En faisant ainsi, le pape Benoît annonçait son propre style, plus
discret et plus réservé, mais très conscient que la papauté ou le ministère
papal est là pour témoigner de Jésus-Christ, en évitant les tentations
d’autoglorification ou d’ecclésiocentrisme. Le pape Jean-Paul II, quoique
doué d’autres talents, était aussi très clair à ce sujet: il faut avant tout
témoigner ainsi du Christ.
La visite du Pape en Allemagne a ému plusieurs personnes, par sa manière
simple et cordiale de s’approcher des gens. Je me rappelle comment les Juifs
furent touchés à la synagogue de Cologne, après avoir entendu son
allocution, et avec quelle chaleur ils lui donnaient la main; ou encore
l’enthousiasme du leader des Luthériens, après ma rencontre avec lui, en
partageant nos pensées sur les futures orientations du dialogue oecuménique.

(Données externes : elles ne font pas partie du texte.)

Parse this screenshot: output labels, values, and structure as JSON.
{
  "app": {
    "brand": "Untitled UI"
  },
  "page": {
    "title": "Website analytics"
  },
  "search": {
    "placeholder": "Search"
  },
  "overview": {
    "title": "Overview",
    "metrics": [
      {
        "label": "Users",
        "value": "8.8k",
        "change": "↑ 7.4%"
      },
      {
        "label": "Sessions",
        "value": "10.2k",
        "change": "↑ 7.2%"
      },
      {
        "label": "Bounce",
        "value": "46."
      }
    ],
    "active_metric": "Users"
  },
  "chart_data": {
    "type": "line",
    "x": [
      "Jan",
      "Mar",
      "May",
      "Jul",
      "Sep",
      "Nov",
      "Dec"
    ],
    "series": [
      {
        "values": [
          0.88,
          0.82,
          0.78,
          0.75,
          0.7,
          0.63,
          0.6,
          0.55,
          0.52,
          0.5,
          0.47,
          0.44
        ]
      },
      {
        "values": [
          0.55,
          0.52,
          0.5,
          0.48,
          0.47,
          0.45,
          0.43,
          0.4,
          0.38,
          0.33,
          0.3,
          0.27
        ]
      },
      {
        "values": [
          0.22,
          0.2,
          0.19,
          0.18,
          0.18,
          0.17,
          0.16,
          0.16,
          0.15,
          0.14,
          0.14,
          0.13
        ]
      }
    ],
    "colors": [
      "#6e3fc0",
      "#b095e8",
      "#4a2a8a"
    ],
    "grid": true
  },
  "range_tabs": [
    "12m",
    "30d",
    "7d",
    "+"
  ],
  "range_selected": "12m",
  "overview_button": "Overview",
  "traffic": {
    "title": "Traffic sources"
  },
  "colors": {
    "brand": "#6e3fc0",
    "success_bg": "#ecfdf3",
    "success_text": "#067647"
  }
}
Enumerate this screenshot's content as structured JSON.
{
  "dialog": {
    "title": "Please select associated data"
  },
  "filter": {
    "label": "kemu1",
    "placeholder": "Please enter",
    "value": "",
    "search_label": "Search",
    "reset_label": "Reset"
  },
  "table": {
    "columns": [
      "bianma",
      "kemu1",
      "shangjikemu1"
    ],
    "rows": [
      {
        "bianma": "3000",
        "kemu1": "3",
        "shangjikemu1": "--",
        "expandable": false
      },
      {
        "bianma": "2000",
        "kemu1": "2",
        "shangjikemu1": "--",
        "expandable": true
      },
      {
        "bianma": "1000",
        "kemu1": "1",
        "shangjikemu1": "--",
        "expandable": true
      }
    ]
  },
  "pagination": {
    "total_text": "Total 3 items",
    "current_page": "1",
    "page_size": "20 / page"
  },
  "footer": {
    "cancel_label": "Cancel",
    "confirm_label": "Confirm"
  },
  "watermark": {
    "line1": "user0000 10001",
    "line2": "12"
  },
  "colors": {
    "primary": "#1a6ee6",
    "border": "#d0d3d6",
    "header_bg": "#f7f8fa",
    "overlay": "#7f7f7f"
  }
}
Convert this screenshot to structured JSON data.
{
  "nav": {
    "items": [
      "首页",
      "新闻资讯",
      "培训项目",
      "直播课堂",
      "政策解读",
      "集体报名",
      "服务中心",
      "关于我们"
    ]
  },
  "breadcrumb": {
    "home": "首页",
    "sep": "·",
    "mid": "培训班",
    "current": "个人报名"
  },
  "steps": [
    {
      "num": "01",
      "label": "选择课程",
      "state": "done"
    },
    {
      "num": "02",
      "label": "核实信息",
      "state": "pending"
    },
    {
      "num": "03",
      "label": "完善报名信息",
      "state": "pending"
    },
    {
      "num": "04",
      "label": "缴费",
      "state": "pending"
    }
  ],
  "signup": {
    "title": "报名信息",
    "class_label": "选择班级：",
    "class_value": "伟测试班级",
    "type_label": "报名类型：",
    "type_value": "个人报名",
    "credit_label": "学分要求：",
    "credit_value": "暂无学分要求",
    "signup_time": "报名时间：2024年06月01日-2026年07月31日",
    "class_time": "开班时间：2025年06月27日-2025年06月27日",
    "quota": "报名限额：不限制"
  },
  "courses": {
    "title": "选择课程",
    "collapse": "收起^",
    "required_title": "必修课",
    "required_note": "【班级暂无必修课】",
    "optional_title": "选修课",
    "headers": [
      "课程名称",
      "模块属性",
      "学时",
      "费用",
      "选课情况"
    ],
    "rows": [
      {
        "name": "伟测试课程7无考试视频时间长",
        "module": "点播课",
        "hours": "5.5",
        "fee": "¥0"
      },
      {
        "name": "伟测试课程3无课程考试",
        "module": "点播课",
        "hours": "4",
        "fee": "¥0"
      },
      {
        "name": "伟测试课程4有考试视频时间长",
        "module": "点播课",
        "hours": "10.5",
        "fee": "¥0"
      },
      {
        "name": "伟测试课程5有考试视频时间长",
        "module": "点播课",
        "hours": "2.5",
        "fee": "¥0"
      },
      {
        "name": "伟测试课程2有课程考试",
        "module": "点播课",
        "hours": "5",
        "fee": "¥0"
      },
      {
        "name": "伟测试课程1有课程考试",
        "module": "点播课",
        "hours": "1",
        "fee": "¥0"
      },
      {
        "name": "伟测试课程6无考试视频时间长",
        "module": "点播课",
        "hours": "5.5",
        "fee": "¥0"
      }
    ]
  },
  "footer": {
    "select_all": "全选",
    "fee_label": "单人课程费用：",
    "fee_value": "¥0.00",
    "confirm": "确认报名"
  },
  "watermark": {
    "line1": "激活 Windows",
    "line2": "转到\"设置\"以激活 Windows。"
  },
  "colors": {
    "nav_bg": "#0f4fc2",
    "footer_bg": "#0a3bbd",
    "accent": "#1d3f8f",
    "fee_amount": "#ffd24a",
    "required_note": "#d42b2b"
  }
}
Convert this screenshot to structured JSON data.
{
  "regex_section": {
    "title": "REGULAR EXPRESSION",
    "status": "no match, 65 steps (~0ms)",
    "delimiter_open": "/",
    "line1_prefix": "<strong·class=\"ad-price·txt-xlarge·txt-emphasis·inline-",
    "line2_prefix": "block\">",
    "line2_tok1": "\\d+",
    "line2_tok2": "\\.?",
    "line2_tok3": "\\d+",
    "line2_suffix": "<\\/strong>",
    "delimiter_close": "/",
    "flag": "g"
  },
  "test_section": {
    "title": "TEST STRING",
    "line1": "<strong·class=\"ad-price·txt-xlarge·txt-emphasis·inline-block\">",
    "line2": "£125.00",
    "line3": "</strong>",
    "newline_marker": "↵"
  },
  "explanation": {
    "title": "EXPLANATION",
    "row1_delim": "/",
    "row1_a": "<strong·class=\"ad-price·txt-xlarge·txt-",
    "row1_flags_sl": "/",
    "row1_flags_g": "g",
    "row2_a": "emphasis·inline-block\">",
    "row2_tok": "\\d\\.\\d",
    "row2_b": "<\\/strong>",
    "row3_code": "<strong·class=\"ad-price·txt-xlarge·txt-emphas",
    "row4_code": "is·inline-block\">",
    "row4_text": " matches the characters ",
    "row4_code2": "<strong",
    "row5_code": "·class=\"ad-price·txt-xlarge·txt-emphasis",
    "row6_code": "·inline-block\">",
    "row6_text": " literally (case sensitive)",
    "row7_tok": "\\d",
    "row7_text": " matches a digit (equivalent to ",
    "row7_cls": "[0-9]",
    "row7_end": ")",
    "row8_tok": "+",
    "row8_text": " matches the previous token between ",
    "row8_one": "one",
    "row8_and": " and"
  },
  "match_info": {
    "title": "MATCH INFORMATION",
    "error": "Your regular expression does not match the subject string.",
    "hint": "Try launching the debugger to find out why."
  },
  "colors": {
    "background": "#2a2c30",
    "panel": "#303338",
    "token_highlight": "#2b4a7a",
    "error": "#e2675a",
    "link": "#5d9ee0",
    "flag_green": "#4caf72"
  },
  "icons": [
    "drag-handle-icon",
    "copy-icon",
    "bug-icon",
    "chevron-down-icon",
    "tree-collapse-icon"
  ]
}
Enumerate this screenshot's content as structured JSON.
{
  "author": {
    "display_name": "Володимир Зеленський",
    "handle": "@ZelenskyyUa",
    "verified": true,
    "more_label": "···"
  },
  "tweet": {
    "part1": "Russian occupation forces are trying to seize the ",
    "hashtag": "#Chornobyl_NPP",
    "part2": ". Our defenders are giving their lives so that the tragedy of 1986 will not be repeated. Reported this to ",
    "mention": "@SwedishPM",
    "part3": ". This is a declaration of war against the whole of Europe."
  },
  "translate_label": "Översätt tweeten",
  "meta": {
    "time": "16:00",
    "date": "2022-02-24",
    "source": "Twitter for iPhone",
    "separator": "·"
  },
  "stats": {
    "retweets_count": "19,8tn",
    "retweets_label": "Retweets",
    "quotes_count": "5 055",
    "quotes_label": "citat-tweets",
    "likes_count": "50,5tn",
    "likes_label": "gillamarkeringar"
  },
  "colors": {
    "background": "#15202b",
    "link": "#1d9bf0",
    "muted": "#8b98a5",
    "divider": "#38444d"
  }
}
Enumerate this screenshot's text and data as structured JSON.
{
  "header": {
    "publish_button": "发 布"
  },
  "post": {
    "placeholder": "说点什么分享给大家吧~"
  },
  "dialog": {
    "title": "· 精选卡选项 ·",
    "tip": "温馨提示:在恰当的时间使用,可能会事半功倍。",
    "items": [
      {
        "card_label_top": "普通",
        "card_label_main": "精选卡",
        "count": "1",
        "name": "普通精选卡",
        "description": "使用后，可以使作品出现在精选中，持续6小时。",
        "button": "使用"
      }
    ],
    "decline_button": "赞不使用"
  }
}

Un des moments les plus marquants à mes yeux fut la célébration des Vêpres
avec un groupe de plus de
5000 séminaristes ; on m’y a demandé de livrer un bref témoignage
sur ma propre vocation, en présence du Saint-Père. Pendant que je le
saluais, immédiatement après mon intervention de cinq minutes, je fus frappé
de le voir si ému par quelques détails de mon histoire personnelle, mais il
était heureux de souligner en quelques mots ce qu’il ne savait pas. Ceci est
bien plus que la simple courtoisie d’un ami, c’est le signe de son sens
authentique de la paternité spirituelle.
Le pape Benoît n’est pas du tout un intellectuel distant, comme
l’ont parfois dépeint les médias, totalement concerné par l’orthodoxie
académique. Il n’a jamais été une telle personne. Il
est un homme humble de l’Église, maintenant exposé à tous, doué d’une grande
sensibilité artistique et d’une courtoisie exquise, tout en possédant une
intelligence extraordinaire et une forte capacité de discernement
intellectuel et spirituel. Nous avons eu une démonstration
extraordinaire de son talent et de ses compétences au dernier Synode , lors
de l’ouverture de la première session, à travers notamment la belle
méditation personnelle qu’il nous a partagée. Quelques jours plus tard,
à la fin d'une session d'après-midi, il improvisa une allocution
théologique de quinze minutes qui se révéla un chef d’oeuvre de sagesse et
de leadership.
(Homélie lors de l'ouverture du Synode)
Sa
première encyclique
suit la même inspiration, nous appelant à approfondir l’essence de
notre foi chrétienne, en légitimant d’une manière nouvelle et fructueuse
l’activité charitable de l’Église. Dieu est Amour et nous sommes la
communauté d’amour mandatée par Lui, avec la mission d’annoncer concrètement
la Bonne Nouvelle aux nations. Je remercie Dieu chaque
jour pour le don de ce pape Benoît XVI, qui est certainement l’homme de
l’heure, à ce moment de la vie de l’Église et du monde. Je me sens
appelé à marcher avec lui, non seulement pour être un ami, mais en premier
lieu choisi par le Christ pour témoigner de la Vérité et de la Vie. Je pense
que nous sommes bénis de Dieu à travers le don de ce successeur de Pierre,
qui pourra heureusement relever le défi de suivre Jean-Paul II, le Grand.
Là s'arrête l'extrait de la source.